How the Historical Cost Principle Affects Your Business Accounting
Historical Cost vs. Fair Market Value and Mark-to-Market
The historical cost principle is one of the basic principles of business bookkeeping. Basically, the historical cost principle says that you record an asset at its cost when it is purchased.
How the Historical Cost Principle Works
A business asset is something of value that you buy for your business. With a few exceptions (cash, accounts receivable, and pre-payments), all other business assets are recorded using the historical cost principle.
These assets can be anything from supplies and computer printers to vehicles, land, and buildings.
When your business buys one of these assets, it is recorded at what you paid for it (cost, or historical cost). This cost is recorded on the balance sheet, a financial statement that summarizes all assets, liabilities, and owners equity (ownership) at a particular point in time. The original cost can include everything that goes into the cost, including shipping and delivery fees, set-up, and training (on a computer system, for example). The historical cost is recorded under the asset column on the balance sheet, and it doesn't change as long as the asset is owned by the company.
The cost of intangible assets, like copyrights, patents, and trademarks, is recorded as the cost of producing the asset. For example, the cost you paid for someone to create a trademark for your business, added to the cost of having an attorney register the trademark, would be major parts of the cost of that trademark.
What If the Cost Changes?
The historical cost principle recognizes changes in value to assets by recording a decrease in value due to obsolescence, physical deterioration, and other causes. These decreases are recorded through depreciation (for physical assets) or amortization (for intangible assets).
Land doesn't depreciate, so its value stays the same.

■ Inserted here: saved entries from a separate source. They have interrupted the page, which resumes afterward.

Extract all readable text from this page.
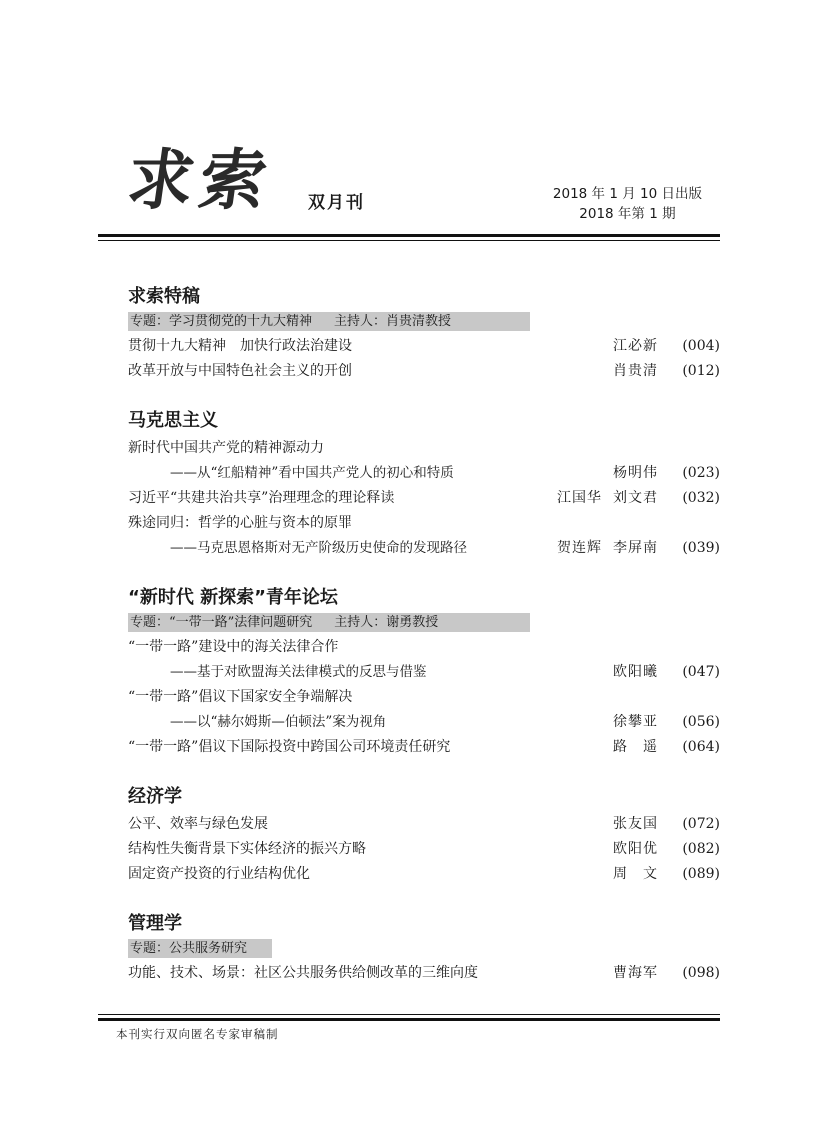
求索 双月刊	2018 年 1 月 10 日出版
2018 年第 1 期
求索特稿
专题：学习贯彻党的十九大精神 主持人：肖贵清教授
贯彻十九大精神　加快行政法治建设	江必新 (004)
改革开放与中国特色社会主义的开创	肖贵清 (012)
马克思主义
新时代中国共产党的精神源动力
——从“红船精神”看中国共产党人的初心和特质	杨明伟 (023)
习近平“共建共治共享”治理理念的理论释读	江国华 刘文君 (032)
殊途同归：哲学的心脏与资本的原罪
——马克思恩格斯对无产阶级历史使命的发现路径	贺连辉 李屏南 (039)
“新时代 新探索”青年论坛
专题：“一带一路”法律问题研究 主持人：谢勇教授
“一带一路”建设中的海关法律合作
——基于对欧盟海关法律模式的反思与借鉴	欧阳曦 (047)
“一带一路”倡议下国家安全争端解决
——以“赫尔姆斯—伯顿法”案为视角	徐攀亚 (056)
“一带一路”倡议下国际投资中跨国公司环境责任研究	路　遥 (064)
经济学
公平、效率与绿色发展	张友国 (072)
结构性失衡背景下实体经济的振兴方略	欧阳优 (082)
固定资产投资的行业结构优化	周　文 (089)
管理学
专题：公共服务研究
功能、技术、场景：社区公共服务供给侧改革的三维向度	曹海军 (098)
本刊实行双向匿名专家审稿制
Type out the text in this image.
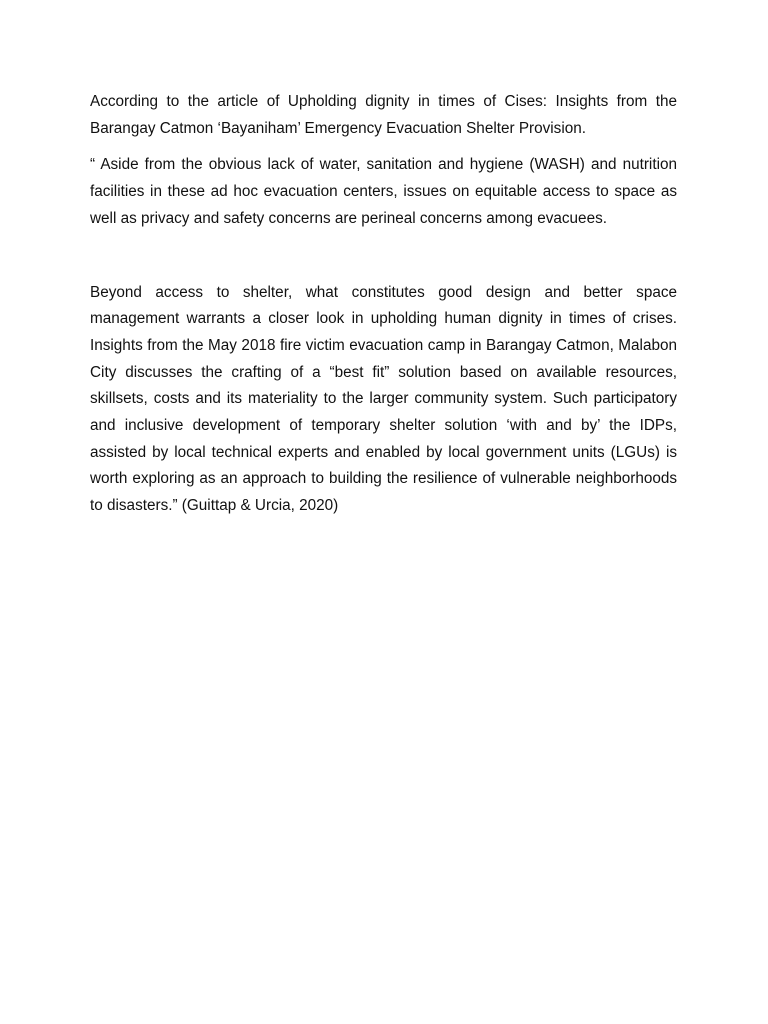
According to the article of Upholding dignity in times of Cises: Insights from the Barangay Catmon ‘Bayaniham’ Emergency Evacuation Shelter Provision.

“ Aside from the obvious lack of water, sanitation and hygiene (WASH) and nutrition facilities in these ad hoc evacuation centers, issues on equitable access to space as well as privacy and safety concerns are perineal concerns among evacuees.

Beyond access to shelter, what constitutes good design and better space management warrants a closer look in upholding human dignity in times of crises. Insights from the May 2018 fire victim evacuation camp in Barangay Catmon, Malabon City discusses the crafting of a “best fit” solution based on available resources, skillsets, costs and its materiality to the larger community system. Such participatory and inclusive development of temporary shelter solution ‘with and by’ the IDPs, assisted by local technical experts and enabled by local government units (LGUs) is worth exploring as an approach to building the resilience of vulnerable neighborhoods to disasters.” (Guittap & Urcia, 2020)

|Furniture and Fixtures||$10,000|
|Less Accumulated Depreciation||$1,400|
|Book Value: Furniture and Fixtures||$8,600|
How Is Book Value of an Asset Related to Historical Cost?
The book value of an asset is its current value on the balance sheet. Book value is calculated by subtracting depreciation or amortization from the original cost of that asset.

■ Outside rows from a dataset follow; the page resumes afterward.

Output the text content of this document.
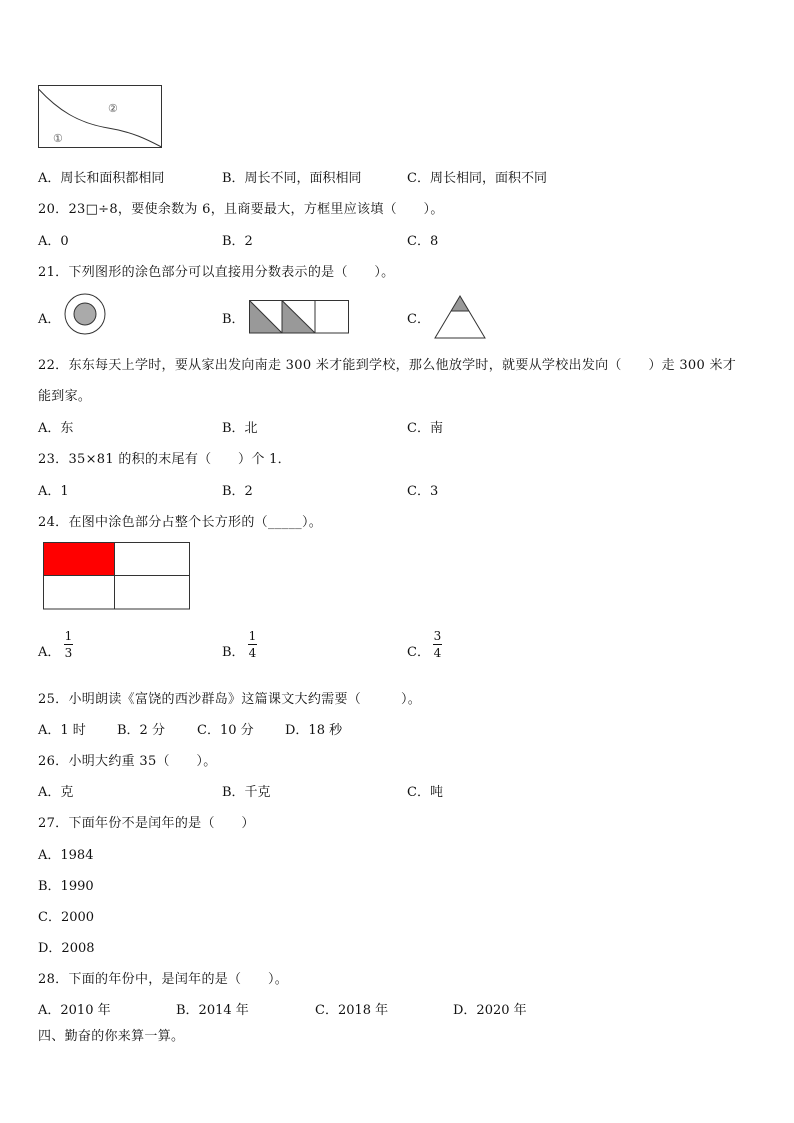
②
①
A．周长和面积都相同	B．周长不同，面积相同	C．周长相同，面积不同
20．23□÷8，要使余数为 6，且商要最大，方框里应该填（　　）。
A．0	B．2	C．8
21．下列图形的涂色部分可以直接用分数表示的是（　　）。
A．	B．	C．
22．东东每天上学时，要从家出发向南走 300 米才能到学校，那么他放学时，就要从学校出发向（　　）走 300 米才
能到家。
A．东	B．北	C．南
23．35×81 的积的末尾有（　　）个 1．
A．1	B．2	C．3
24．在图中涂色部分占整个长方形的（_____）。
A．
1
3	B．
1
4	C．
3
4
25．小明朗读《富饶的西沙群岛》这篇课文大约需要（　　　）。
A．1 时 B．2 分 C．10 分 D．18 秒
26．小明大约重 35（　　）。
A．克	B．千克	C．吨
27．下面年份不是闰年的是（　　）
A．1984
B．1990
C．2000
D．2008
28．下面的年份中，是闰年的是（　　）。
A．2010 年	B．2014 年	C．2018 年	D．2020 年
四、勤奋的你来算一算。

But don't confuse book value with an amount that you can sell an asset for. The selling price of an asset depends on many factors that aren't related to the book value. For example, if your business vehicle has been in an accident and you want to sell it, its condition would almost certainly not match the book value.

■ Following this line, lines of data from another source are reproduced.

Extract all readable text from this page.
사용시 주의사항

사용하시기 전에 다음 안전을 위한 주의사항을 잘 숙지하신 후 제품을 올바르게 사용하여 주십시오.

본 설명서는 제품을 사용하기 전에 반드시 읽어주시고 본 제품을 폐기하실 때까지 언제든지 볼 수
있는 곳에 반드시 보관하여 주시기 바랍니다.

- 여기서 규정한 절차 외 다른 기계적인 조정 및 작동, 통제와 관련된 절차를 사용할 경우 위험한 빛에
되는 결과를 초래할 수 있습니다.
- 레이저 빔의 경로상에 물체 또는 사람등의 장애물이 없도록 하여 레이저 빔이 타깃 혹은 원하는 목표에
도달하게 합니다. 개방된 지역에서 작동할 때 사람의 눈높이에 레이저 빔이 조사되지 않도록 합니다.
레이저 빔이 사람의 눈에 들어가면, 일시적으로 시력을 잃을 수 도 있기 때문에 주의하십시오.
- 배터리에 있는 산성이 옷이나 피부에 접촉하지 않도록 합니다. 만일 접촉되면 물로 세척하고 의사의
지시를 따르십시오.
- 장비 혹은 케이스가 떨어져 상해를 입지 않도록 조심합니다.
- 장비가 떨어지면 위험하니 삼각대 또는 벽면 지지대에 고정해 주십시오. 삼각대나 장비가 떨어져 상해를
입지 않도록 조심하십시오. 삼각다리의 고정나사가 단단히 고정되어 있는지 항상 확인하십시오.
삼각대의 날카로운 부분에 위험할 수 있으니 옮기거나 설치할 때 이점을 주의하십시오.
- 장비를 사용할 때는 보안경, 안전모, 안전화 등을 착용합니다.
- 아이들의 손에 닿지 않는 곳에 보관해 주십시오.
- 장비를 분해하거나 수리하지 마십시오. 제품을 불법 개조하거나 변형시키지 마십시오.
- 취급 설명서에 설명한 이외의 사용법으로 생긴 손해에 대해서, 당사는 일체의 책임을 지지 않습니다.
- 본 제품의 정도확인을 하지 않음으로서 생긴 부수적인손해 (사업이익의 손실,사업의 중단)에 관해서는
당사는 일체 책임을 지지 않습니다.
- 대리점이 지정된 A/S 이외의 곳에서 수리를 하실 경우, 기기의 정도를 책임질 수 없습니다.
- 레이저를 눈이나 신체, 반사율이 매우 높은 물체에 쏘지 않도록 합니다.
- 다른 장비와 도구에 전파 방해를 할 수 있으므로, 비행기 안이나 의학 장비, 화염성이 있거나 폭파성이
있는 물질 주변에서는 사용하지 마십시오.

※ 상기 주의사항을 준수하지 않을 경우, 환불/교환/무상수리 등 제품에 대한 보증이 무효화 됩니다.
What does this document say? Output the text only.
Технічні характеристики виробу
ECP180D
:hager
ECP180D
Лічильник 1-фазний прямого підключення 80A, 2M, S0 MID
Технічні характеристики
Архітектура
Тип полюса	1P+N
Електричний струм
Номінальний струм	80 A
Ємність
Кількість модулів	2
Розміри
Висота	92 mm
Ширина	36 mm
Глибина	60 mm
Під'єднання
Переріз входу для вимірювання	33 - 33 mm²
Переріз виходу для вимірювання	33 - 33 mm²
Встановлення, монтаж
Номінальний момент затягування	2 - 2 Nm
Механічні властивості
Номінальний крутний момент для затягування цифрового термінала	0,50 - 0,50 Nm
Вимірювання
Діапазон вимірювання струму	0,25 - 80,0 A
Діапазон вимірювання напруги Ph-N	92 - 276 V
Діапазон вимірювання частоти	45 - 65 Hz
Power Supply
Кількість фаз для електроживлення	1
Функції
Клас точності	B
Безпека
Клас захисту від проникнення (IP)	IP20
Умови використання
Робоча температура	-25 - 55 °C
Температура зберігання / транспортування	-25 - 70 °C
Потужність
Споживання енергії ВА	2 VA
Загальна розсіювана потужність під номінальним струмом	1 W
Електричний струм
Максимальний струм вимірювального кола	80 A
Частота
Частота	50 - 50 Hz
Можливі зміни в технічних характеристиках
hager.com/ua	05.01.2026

When you buy or sell a business, it's good to know that the value you see in the business is recorded to some agreed-upon standard. Of course, you would still want to get an appraisal of the business and its assets to make sure the actual value resembles the book value.
Why Is the Historical Cost Principle Important?
This cost principle is one of the four basic financial reporting principles used by all accounting professionals and businesses. The fact that everyone is using the same system makes it easier for everyone to know the exact value of a business and its assets.
Using historical cost means no one has to guess at the original cost and showing reductions in cost. Since the original cost doesn't change, and methods of depreciation are standard, it's easy to see what the current value of each category of asset is at any one time.
How Is Historical Cost Different From Market Value?
Some assets are recorded in a different way than historical cost, because their value changes frequently. These assets include marketable securities (stocks, bonds, and other securities). Because these assets are bought and sold frequently, the selling price of these assets depends on their value at the time they are sold, and they are valued at market price. This accounting method is called mark-to-market, or fair value, accounting.
Market value accounting allows a business make corrections to the value of certain types of assets by estimating the value of these assets based on what they think the price is at the current time.
This estimation changes the value of a company. On the plus side, market value can more accurately represent the value of a company. But it can also mis-represent the company's value and undermine the company's credit rating. As TheBalance notes,
The application of mark to market accounting to securities inventories or the public traded debt of a company is most accurate when the securities in question are traded in highly liquid public securities markets....
Knowing that most business assets are valued at historical cost can help you when you look at a business balance sheet or at your own company's valuation.